Where Pith is reading between the lines
- The same graph encoding might be tested on additional code smells such as god class or shotgun surgery to check broader applicability.
- Combining these GNN outputs with existing static analysis tools could create hybrid systems that verify suggested refactorings before they are applied.
- If the performance edge holds on diverse languages, the method could shift refactoring practice toward structural graph representations rather than metric thresholds alone.
Load-bearing premise
The semi-automated dataset generation produces training examples that are representative of real-world code smells and the chosen class-level and method-level graph encodings preserve the information needed for accurate refactoring decisions.
What would settle it
Evaluating the trained GNN models on an independently collected and manually labeled set of real-world code examples from open-source projects and finding that their refactoring precision or recall falls below the best baseline methods.

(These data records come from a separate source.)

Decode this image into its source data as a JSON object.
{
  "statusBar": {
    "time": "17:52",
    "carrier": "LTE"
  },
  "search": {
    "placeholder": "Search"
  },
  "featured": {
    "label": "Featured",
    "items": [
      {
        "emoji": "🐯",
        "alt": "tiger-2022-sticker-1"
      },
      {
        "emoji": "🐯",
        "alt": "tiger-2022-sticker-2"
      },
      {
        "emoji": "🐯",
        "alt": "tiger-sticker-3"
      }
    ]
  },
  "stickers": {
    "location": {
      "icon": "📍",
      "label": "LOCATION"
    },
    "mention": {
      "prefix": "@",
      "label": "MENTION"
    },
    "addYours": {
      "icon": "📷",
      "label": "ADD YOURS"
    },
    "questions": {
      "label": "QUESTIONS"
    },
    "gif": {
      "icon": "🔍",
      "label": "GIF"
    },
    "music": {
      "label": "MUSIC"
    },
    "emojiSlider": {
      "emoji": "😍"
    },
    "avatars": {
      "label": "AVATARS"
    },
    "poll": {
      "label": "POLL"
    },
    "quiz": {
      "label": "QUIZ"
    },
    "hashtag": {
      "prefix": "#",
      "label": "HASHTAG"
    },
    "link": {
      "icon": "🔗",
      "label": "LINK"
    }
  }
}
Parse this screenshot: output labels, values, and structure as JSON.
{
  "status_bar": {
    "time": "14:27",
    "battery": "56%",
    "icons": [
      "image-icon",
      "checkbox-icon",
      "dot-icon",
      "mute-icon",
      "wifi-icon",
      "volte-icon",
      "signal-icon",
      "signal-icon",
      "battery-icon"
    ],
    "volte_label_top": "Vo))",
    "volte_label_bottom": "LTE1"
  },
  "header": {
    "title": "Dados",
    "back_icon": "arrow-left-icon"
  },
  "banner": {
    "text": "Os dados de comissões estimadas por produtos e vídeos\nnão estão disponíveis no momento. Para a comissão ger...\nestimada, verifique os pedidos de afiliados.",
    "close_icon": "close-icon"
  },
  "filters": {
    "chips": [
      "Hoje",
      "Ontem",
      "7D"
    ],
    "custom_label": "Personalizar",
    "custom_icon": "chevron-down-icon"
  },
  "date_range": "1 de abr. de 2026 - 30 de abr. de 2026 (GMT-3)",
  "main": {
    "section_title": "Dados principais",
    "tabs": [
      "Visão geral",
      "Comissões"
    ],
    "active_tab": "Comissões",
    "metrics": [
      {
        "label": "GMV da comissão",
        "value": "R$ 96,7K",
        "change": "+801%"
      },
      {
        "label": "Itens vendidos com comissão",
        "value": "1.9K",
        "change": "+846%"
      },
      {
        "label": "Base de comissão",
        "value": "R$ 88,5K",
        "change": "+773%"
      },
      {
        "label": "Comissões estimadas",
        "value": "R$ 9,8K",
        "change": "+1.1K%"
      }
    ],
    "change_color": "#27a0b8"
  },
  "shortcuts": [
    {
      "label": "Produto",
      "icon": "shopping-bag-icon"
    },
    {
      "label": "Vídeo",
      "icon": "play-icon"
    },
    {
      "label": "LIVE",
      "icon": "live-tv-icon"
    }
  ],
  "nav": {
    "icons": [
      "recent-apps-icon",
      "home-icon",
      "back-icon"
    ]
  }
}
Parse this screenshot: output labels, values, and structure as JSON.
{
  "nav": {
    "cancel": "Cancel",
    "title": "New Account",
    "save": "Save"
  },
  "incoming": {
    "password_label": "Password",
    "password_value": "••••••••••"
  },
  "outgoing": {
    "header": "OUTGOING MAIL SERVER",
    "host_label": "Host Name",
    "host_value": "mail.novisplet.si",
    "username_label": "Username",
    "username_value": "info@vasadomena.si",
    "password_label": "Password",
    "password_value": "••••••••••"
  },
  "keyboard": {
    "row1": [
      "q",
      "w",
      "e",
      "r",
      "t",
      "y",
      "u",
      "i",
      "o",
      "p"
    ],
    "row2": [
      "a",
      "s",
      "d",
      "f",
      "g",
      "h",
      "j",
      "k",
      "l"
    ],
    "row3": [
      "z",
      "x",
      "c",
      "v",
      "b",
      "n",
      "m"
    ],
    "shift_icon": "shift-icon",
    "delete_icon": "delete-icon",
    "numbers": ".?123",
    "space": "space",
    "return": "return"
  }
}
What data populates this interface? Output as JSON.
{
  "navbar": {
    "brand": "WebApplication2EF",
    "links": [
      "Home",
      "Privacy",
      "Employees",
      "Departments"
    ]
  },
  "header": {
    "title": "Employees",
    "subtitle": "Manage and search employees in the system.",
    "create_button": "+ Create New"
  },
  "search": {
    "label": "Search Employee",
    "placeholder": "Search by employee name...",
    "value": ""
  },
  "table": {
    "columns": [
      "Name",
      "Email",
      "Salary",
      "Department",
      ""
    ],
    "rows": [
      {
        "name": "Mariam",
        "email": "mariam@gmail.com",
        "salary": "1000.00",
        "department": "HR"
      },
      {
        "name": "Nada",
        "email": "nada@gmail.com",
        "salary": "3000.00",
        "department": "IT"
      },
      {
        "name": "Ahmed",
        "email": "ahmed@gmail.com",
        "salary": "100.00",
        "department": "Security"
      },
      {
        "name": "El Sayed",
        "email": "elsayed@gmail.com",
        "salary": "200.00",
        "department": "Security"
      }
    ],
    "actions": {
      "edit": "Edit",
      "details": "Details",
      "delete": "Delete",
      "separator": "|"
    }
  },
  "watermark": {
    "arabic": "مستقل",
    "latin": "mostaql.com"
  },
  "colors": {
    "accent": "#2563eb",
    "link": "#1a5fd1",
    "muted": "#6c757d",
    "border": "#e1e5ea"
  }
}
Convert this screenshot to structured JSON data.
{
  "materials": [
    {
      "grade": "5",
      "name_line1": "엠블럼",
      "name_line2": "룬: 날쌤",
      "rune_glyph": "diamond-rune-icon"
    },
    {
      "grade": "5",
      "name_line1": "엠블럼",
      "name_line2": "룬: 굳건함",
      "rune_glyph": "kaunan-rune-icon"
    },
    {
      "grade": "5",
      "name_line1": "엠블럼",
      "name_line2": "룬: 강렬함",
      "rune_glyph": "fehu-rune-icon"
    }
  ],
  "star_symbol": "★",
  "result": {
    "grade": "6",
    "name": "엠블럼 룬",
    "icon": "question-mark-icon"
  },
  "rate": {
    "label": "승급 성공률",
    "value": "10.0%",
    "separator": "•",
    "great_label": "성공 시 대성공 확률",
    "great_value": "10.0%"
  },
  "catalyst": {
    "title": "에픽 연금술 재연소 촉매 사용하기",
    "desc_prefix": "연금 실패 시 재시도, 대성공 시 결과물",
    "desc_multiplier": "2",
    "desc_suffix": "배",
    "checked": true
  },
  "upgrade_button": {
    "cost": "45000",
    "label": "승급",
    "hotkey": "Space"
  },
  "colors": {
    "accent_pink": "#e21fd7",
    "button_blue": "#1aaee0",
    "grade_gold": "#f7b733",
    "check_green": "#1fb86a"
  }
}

read the original abstract
Code smell is a great challenge in software refactoring, which indicates latent design or implementation flaws that may degrade the software maintainability and evolution. Over the past decades, a variety of refactoring approaches have been proposed, which can be broadly classified into metrics-based, rule-based, and machine learning-based approaches. Recent years, deep learning-based approaches have also attracted widespread attention. However, existing techniques exhibit various limitations. Metrics- and rule-based approaches rely heavily on manually defined heuristics and thresholds, whereas deep learning-based approaches are often constrained by dataset availability and model design. In this study, we proposed a graph-based deep learning approach for code smell refactoring. Specifically, we designed two types of input graphs (class-level and method-level) and employed both graph classification and node classification tasks to address the refactoring of three representative code smells: long method, large class, and feature envy. In our experiment, we propose a semi-automated dataset generation approach that could generate a large-scale dataset with minimal manual effort. We implemented the proposed approach with three classical GNN (graph neural network) architectures: GCN, GraphSAGE, and GAT, and evaluated its performance against both traditional and state-of-the-art deep learning approaches. The results demonstrate that proposed approach achieves superior refactoring performance.
Editorial analysis
A structured set of objections, weighed in public.
Referee Report
Summary. The manuscript proposes a graph-based deep learning approach for code smell refactoring. It defines class-level and method-level graph encodings and applies graph classification and node classification tasks using GCN, GraphSAGE, and GAT to refactor long method, large class, and feature envy smells. A semi-automated dataset generation process is introduced to produce a large-scale training set with minimal manual effort, and the approach is evaluated against traditional and state-of-the-art deep learning baselines, with the abstract claiming superior refactoring performance.
Significance. If the empirical results hold after proper validation, the work could contribute to automated refactoring by showing how graph neural networks capture structural dependencies better than metric- or rule-based methods. The semi-automated dataset generation and dual graph encodings represent practical strengths for scalability and reproducibility if they are shown to avoid label bias.
major comments (2)
- [Abstract] Abstract: the central claim that the proposed GNN approach 'achieves superior refactoring performance' for long method, large class, and feature envy is unsupported because no quantitative metrics (precision, recall, F1, accuracy), statistical tests, error bars, baseline implementation details, or dataset statistics are reported. This absence makes the primary result unverifiable and load-bearing for acceptance.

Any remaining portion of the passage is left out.